Velocity and run-length measurements for M6-GCN4 and M6DI₈₁₆-2R∼MT-GCN4. (a) M6-GCN4 (red) and (b) M6DI₈₁₆-2R∼MT-GCN4 (blue) at 2 mM ATP. Kaplan-Meier survivor functions, with compensation for runs terminating at filament ends (32,33), are shown (color). Exponential distributions based on the Kaplan-Meier estimate of the mean (0.556 ± 0.050 μm for M6-GCN4; 0.226 ± 0.016 μm for M6DI₈₁₆-2R∼MT-GCN4) are shown (solid black). Runs shorter than 0.216 μm (two pixels) are truncated due to undersampling of runs close to our time resolution, and the mean estimator has been shifted accordingly (see Materials and Methods). (c) Velocity and (d) run-length as a function of ATP concentration for M6-GCN4 (red) and M6DI₈₁₆-2R∼MT-GCN4 (blue). M6DI₈₁₆-2R∼MT-GCN4 is slightly slower than M6-GCN4. If velocities for both constructs are scaled to an expected stepping rate (based on measured stepsize), the velocity difference is reduced, because the chimera has a slightly shorter stepsize (Fig. S7).

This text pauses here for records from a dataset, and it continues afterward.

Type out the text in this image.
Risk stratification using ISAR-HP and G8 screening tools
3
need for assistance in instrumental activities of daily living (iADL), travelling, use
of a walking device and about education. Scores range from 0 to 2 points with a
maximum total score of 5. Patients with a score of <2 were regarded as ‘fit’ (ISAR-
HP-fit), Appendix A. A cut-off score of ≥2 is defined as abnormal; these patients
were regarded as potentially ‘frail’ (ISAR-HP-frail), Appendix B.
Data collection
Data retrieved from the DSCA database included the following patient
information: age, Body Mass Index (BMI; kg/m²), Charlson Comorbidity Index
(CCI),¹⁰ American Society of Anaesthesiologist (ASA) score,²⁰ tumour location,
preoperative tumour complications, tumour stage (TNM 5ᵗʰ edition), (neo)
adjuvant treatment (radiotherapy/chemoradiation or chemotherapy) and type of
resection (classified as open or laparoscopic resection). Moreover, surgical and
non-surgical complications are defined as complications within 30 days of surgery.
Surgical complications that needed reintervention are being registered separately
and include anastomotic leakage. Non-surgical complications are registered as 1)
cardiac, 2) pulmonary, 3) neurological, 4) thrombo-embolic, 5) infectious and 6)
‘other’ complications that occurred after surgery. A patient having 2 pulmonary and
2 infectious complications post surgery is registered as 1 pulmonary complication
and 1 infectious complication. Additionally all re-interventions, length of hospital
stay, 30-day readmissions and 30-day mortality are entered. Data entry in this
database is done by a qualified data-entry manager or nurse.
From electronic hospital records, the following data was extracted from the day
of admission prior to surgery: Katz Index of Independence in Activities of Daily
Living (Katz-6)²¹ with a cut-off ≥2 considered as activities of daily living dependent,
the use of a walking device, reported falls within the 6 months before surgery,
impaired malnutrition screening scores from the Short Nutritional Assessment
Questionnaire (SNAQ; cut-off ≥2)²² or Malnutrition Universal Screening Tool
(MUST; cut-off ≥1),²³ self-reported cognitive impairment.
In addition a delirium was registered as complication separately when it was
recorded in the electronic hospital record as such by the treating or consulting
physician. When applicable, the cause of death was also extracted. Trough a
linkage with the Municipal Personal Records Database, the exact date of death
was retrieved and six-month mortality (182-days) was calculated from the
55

M6DI₈₁₆-2R∼MT-GCN4 shows reduced processivity compared to M6-GCN4, possibly as a result of damaged gating. (Error bars) Standard deviation of bootstrapped mean (for velocity) and Kaplan Meier estimate for standard deviation of the mean (run-length). (Solid lines) Fit to processivity model (see parameters in Table 1).

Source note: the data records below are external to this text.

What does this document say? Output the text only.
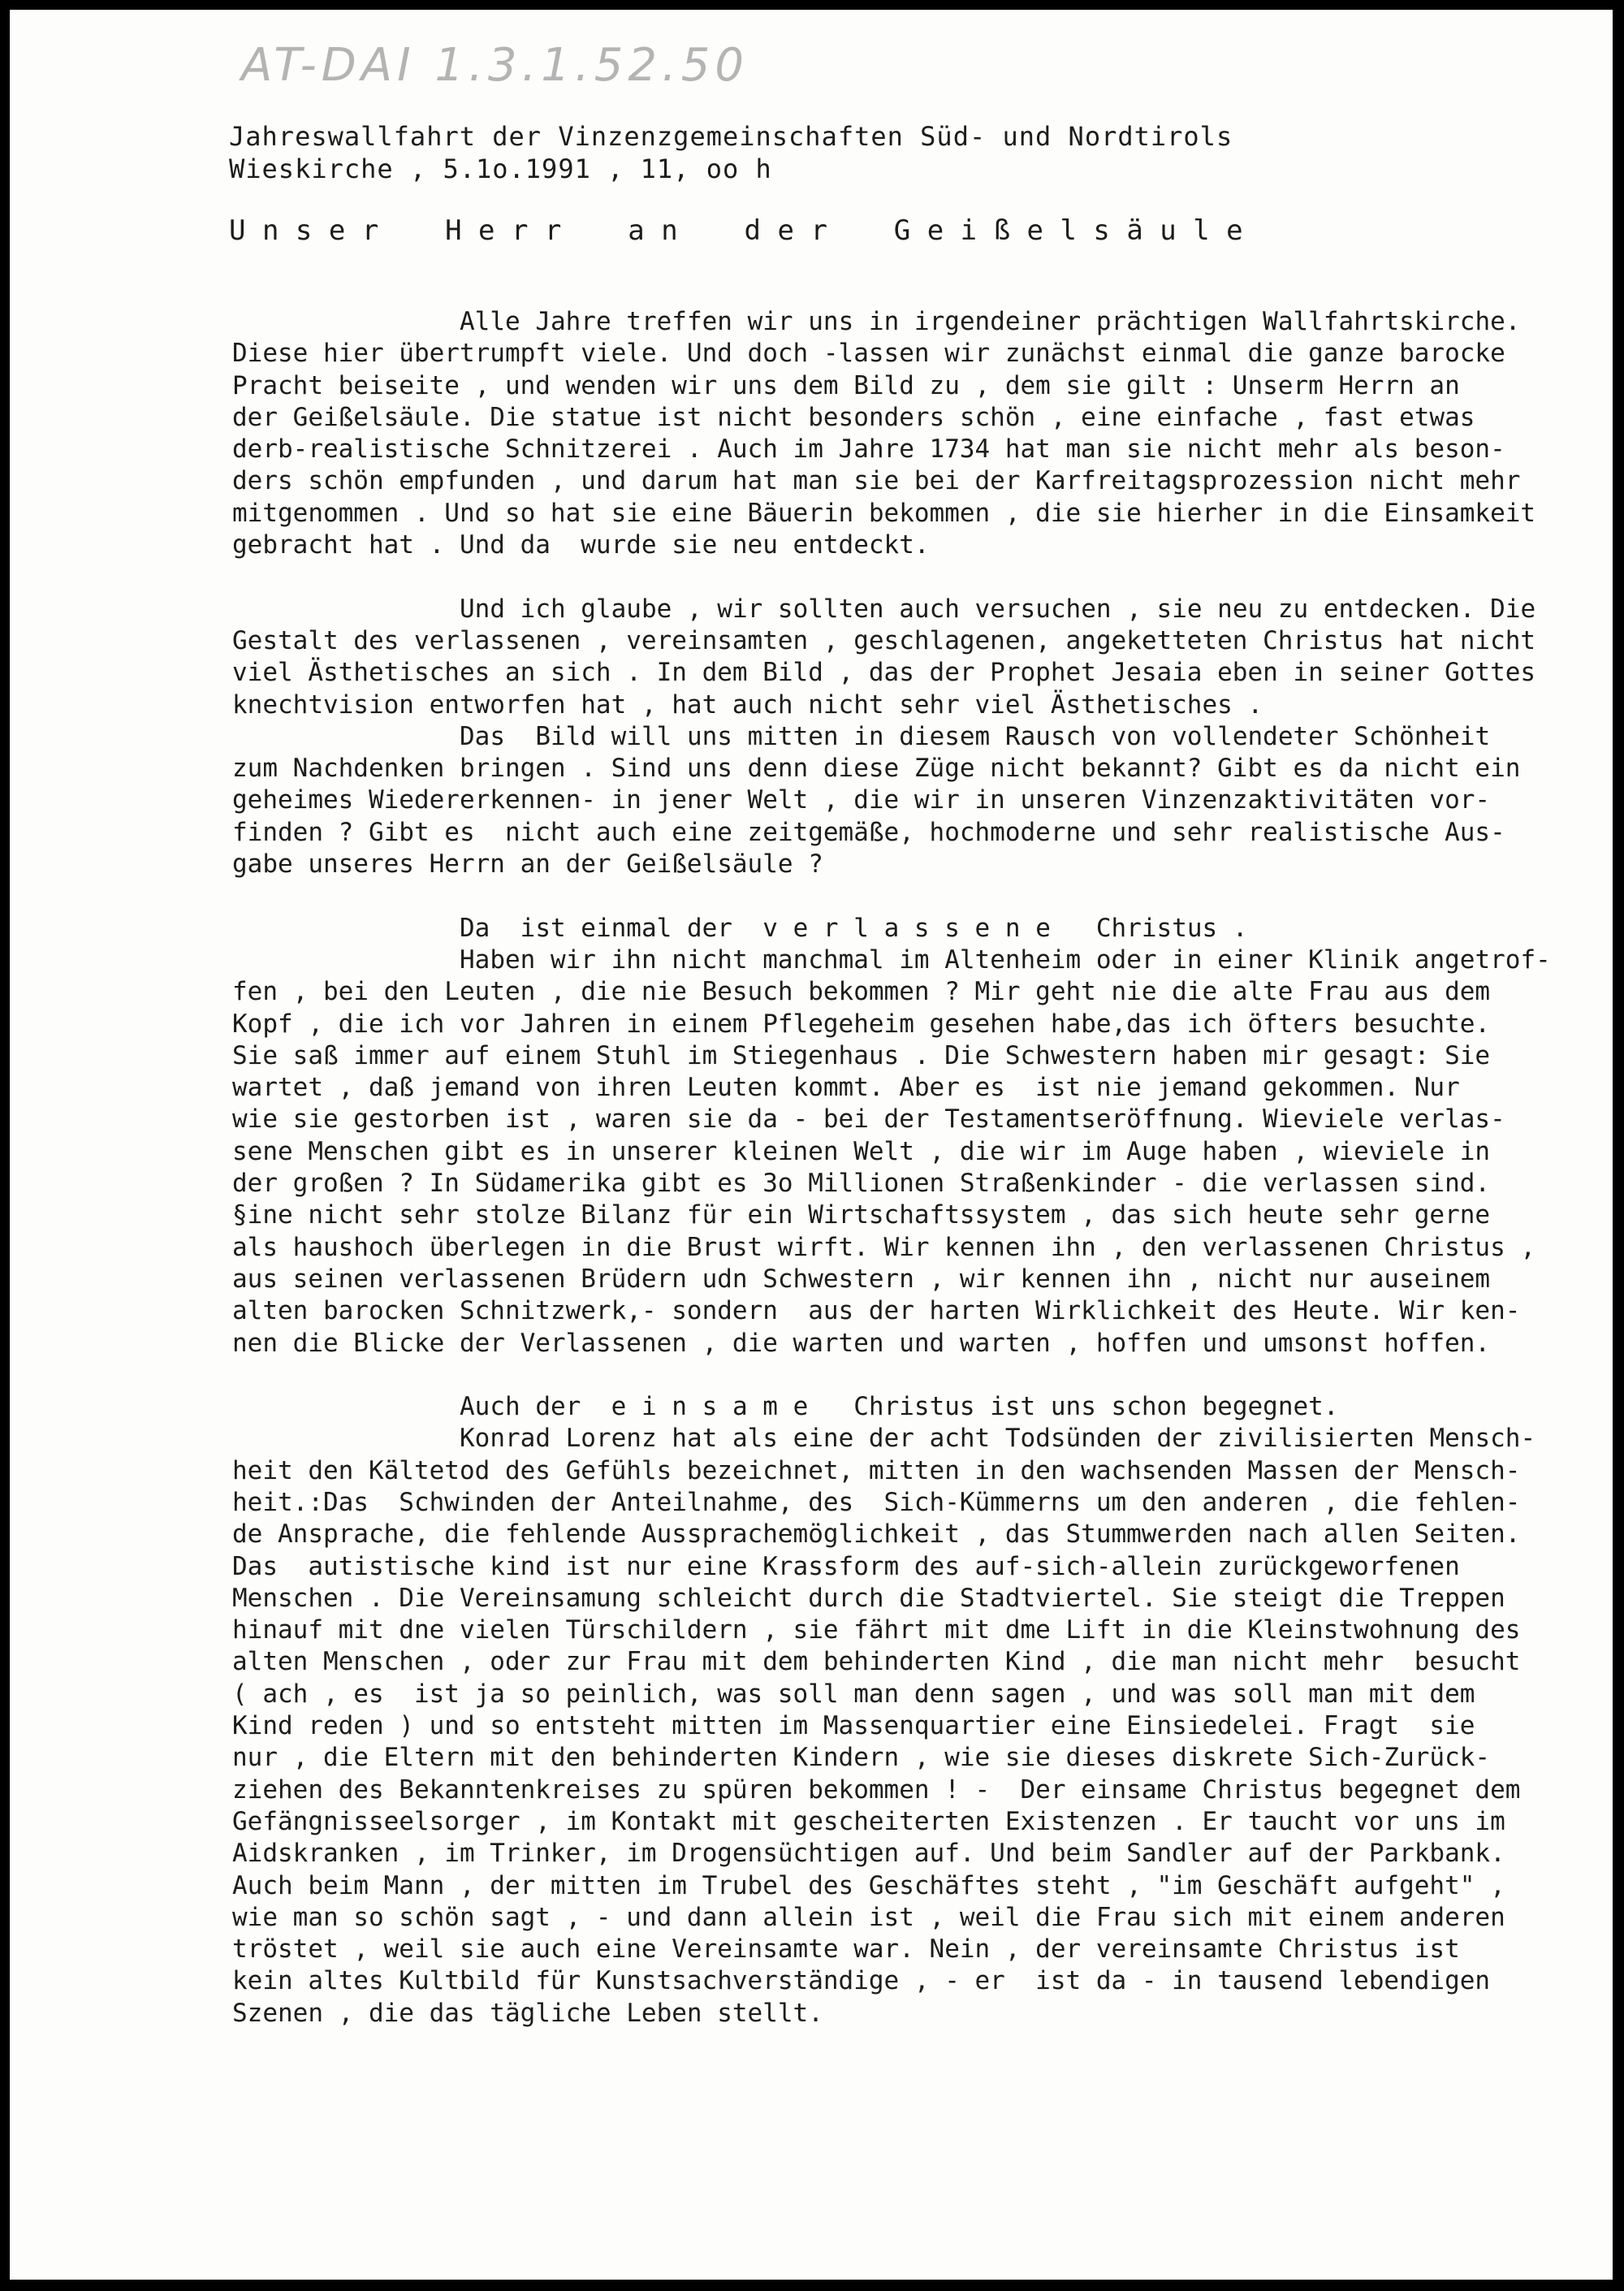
AT-DAI 1.3.1.52.50
Jahreswallfahrt der Vinzenzgemeinschaften Süd- und Nordtirols
Wieskirche , 5.1o.1991 , 11, oo h
U n s e r    H e r r    a n    d e r    G e i ß e l s ä u l e
Alle Jahre treffen wir uns in irgendeiner prächtigen Wallfahrtskirche.
Diese hier übertrumpft viele. Und doch -lassen wir zunächst einmal die ganze barocke
Pracht beiseite , und wenden wir uns dem Bild zu , dem sie gilt : Unserm Herrn an
der Geißelsäule. Die statue ist nicht besonders schön , eine einfache , fast etwas
derb-realistische Schnitzerei . Auch im Jahre 1734 hat man sie nicht mehr als beson-
ders schön empfunden , und darum hat man sie bei der Karfreitagsprozession nicht mehr
mitgenommen . Und so hat sie eine Bäuerin bekommen , die sie hierher in die Einsamkeit
gebracht hat . Und da  wurde sie neu entdeckt.
Und ich glaube , wir sollten auch versuchen , sie neu zu entdecken. Die
Gestalt des verlassenen , vereinsamten , geschlagenen, angeketteten Christus hat nicht
viel Ästhetisches an sich . In dem Bild , das der Prophet Jesaia eben in seiner Gottes
knechtvision entworfen hat , hat auch nicht sehr viel Ästhetisches .
Das  Bild will uns mitten in diesem Rausch von vollendeter Schönheit
zum Nachdenken bringen . Sind uns denn diese Züge nicht bekannt? Gibt es da nicht ein
geheimes Wiedererkennen- in jener Welt , die wir in unseren Vinzenzaktivitäten vor-
finden ? Gibt es  nicht auch eine zeitgemäße, hochmoderne und sehr realistische Aus-
gabe unseres Herrn an der Geißelsäule ?
Da  ist einmal der  v e r l a s s e n e   Christus .
Haben wir ihn nicht manchmal im Altenheim oder in einer Klinik angetrof-
fen , bei den Leuten , die nie Besuch bekommen ? Mir geht nie die alte Frau aus dem
Kopf , die ich vor Jahren in einem Pflegeheim gesehen habe,das ich öfters besuchte.
Sie saß immer auf einem Stuhl im Stiegenhaus . Die Schwestern haben mir gesagt: Sie
wartet , daß jemand von ihren Leuten kommt. Aber es  ist nie jemand gekommen. Nur
wie sie gestorben ist , waren sie da - bei der Testamentseröffnung. Wieviele verlas-
sene Menschen gibt es in unserer kleinen Welt , die wir im Auge haben , wieviele in
der großen ? In Südamerika gibt es 3o Millionen Straßenkinder - die verlassen sind.
§ine nicht sehr stolze Bilanz für ein Wirtschaftssystem , das sich heute sehr gerne
als haushoch überlegen in die Brust wirft. Wir kennen ihn , den verlassenen Christus ,
aus seinen verlassenen Brüdern udn Schwestern , wir kennen ihn , nicht nur auseinem
alten barocken Schnitzwerk,- sondern  aus der harten Wirklichkeit des Heute. Wir ken-
nen die Blicke der Verlassenen , die warten und warten , hoffen und umsonst hoffen.
Auch der  e i n s a m e   Christus ist uns schon begegnet.
Konrad Lorenz hat als eine der acht Todsünden der zivilisierten Mensch-
heit den Kältetod des Gefühls bezeichnet, mitten in den wachsenden Massen der Mensch-
heit.:Das  Schwinden der Anteilnahme, des  Sich-Kümmerns um den anderen , die fehlen-
de Ansprache, die fehlende Aussprachemöglichkeit , das Stummwerden nach allen Seiten.
Das  autistische kind ist nur eine Krassform des auf-sich-allein zurückgeworfenen
Menschen . Die Vereinsamung schleicht durch die Stadtviertel. Sie steigt die Treppen
hinauf mit dne vielen Türschildern , sie fährt mit dme Lift in die Kleinstwohnung des
alten Menschen , oder zur Frau mit dem behinderten Kind , die man nicht mehr  besucht
( ach , es  ist ja so peinlich, was soll man denn sagen , und was soll man mit dem
Kind reden ) und so entsteht mitten im Massenquartier eine Einsiedelei. Fragt  sie
nur , die Eltern mit den behinderten Kindern , wie sie dieses diskrete Sich-Zurück-
ziehen des Bekanntenkreises zu spüren bekommen ! -  Der einsame Christus begegnet dem
Gefängnisseelsorger , im Kontakt mit gescheiterten Existenzen . Er taucht vor uns im
Aidskranken , im Trinker, im Drogensüchtigen auf. Und beim Sandler auf der Parkbank.
Auch beim Mann , der mitten im Trubel des Geschäftes steht , "im Geschäft aufgeht" ,
wie man so schön sagt , - und dann allein ist , weil die Frau sich mit einem anderen
tröstet , weil sie auch eine Vereinsamte war. Nein , der vereinsamte Christus ist
kein altes Kultbild für Kunstsachverständige , - er  ist da - in tausend lebendigen
Szenen , die das tägliche Leben stellt.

Comparison of processivity model using different mechanisms of gating: no gating (blue), 10-fold gating of ADP release from front head (red), and 10-fold gating of ATP binding to front head (green). Parameters input into this model are the same as the M6-GCN4 fit shown in Fig. 3. All parameters are kept constant when comparing the models; only the mechanism of gating is changed (see Table 1).

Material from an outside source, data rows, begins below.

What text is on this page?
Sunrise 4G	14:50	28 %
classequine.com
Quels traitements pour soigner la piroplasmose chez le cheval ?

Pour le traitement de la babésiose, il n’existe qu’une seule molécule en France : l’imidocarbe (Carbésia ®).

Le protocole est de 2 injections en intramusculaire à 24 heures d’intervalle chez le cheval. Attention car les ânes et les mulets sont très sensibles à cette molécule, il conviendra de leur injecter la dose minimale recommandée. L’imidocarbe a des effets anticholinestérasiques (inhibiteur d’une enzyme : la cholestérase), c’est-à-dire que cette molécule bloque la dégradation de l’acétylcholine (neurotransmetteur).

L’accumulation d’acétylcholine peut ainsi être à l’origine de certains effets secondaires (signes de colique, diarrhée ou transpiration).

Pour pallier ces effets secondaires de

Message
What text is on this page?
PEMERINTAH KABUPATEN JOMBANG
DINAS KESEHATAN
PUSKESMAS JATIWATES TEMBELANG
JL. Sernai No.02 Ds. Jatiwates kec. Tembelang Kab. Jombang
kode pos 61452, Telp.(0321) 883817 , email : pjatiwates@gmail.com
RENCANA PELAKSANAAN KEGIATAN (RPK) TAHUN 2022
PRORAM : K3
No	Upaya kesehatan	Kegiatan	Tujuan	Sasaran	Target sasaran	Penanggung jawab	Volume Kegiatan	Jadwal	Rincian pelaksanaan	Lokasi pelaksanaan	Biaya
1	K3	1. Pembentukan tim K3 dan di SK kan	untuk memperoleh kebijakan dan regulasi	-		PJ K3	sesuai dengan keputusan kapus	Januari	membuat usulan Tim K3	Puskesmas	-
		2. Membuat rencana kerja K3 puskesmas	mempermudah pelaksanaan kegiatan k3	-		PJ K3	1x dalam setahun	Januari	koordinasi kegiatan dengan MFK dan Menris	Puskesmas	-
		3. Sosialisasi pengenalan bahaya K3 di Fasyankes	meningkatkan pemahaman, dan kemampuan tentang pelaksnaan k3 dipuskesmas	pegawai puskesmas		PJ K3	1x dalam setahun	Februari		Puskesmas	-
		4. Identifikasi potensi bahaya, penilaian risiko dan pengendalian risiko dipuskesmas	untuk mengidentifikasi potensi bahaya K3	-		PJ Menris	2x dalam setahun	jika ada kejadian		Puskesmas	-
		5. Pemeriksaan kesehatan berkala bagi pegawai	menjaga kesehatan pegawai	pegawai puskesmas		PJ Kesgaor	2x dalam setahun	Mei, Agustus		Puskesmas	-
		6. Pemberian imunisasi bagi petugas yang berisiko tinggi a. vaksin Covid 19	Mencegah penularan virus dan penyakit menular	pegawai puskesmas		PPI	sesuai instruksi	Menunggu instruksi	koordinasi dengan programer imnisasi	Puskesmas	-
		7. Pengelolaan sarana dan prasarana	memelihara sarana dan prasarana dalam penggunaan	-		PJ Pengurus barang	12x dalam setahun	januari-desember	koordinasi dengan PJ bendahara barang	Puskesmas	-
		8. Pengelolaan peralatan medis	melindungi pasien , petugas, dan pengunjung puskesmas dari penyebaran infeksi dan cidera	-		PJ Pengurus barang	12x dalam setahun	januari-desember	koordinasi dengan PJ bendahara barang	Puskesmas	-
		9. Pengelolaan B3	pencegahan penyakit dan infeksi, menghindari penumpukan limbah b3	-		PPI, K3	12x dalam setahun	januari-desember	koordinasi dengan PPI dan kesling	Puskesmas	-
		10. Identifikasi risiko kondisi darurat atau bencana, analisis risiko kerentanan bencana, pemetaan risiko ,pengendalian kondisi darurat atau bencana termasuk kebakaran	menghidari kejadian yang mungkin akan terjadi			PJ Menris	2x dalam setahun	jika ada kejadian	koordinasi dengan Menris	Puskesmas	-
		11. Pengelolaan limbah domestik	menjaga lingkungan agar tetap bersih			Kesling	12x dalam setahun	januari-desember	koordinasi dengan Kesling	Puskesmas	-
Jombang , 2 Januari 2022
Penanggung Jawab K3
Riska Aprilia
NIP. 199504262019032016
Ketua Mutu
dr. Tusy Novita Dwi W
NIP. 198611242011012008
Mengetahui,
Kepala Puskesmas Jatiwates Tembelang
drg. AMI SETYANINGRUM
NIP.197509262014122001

Single molecule stepping results for M6PI₇₉₀-2R∼MT-GCN4 and M6DI₈₁₆-2R∼GCN4_IL at 5 μM ATP. (a) Schematic of constructs. (Gray, head of native myosin VI; green (C), converter domain; purple (UI), calmodulin binding unique insert or unique insert truncated at residue 790 (before calmodulin binding site); red (MT), medial tail domain; brown (G/IL), GCN4 or GCN4_IL; yellow, HaloTag; blue (2R), two spectrin repeats from α-actinin; and wavy line, (GSG)₃ flexible linkers.) (b) Dwell-time distributions at 5 μM ATP for M6PI₇₉₀-2R∼MT-GCN4 (green), mean dwell-time of 11.7 ± 0.7 s and M6DI₈₁₆-2R∼GCN4_IL (magenta), mean dwell-time of 6.3 ± 0.3 s. (Dotted lines) Cutoff of short dwells from undersampling near our time resolution. Curves (solid black) are exponential distributions with time constants of the mean dwells, shifted by the undersampling cutoff. (c) Example stepping traces of M6PI₇₉₀-2R∼MT-GCN4 (green) and M6DI₈₁₆-2R∼GCN4_IL (magenta). Modeled steps are shown (black). (d) Stride size distributions of chimeras with M6-GCN4 for comparison. Histograms are shown with fits as in Fig. 1. Peak positive stride sizes are 33.5 ± 0.7 nm (N = 158) for M6-GCN4 (red), 27.9 ± 0.6 nm (N = 238) for M6PI₇₉₀-2R∼MT-GCN4 (green), and 26.2 ± 0.5 nm (N = 335) for M6DI₈₁₆-2R∼GCN4_IL (magenta).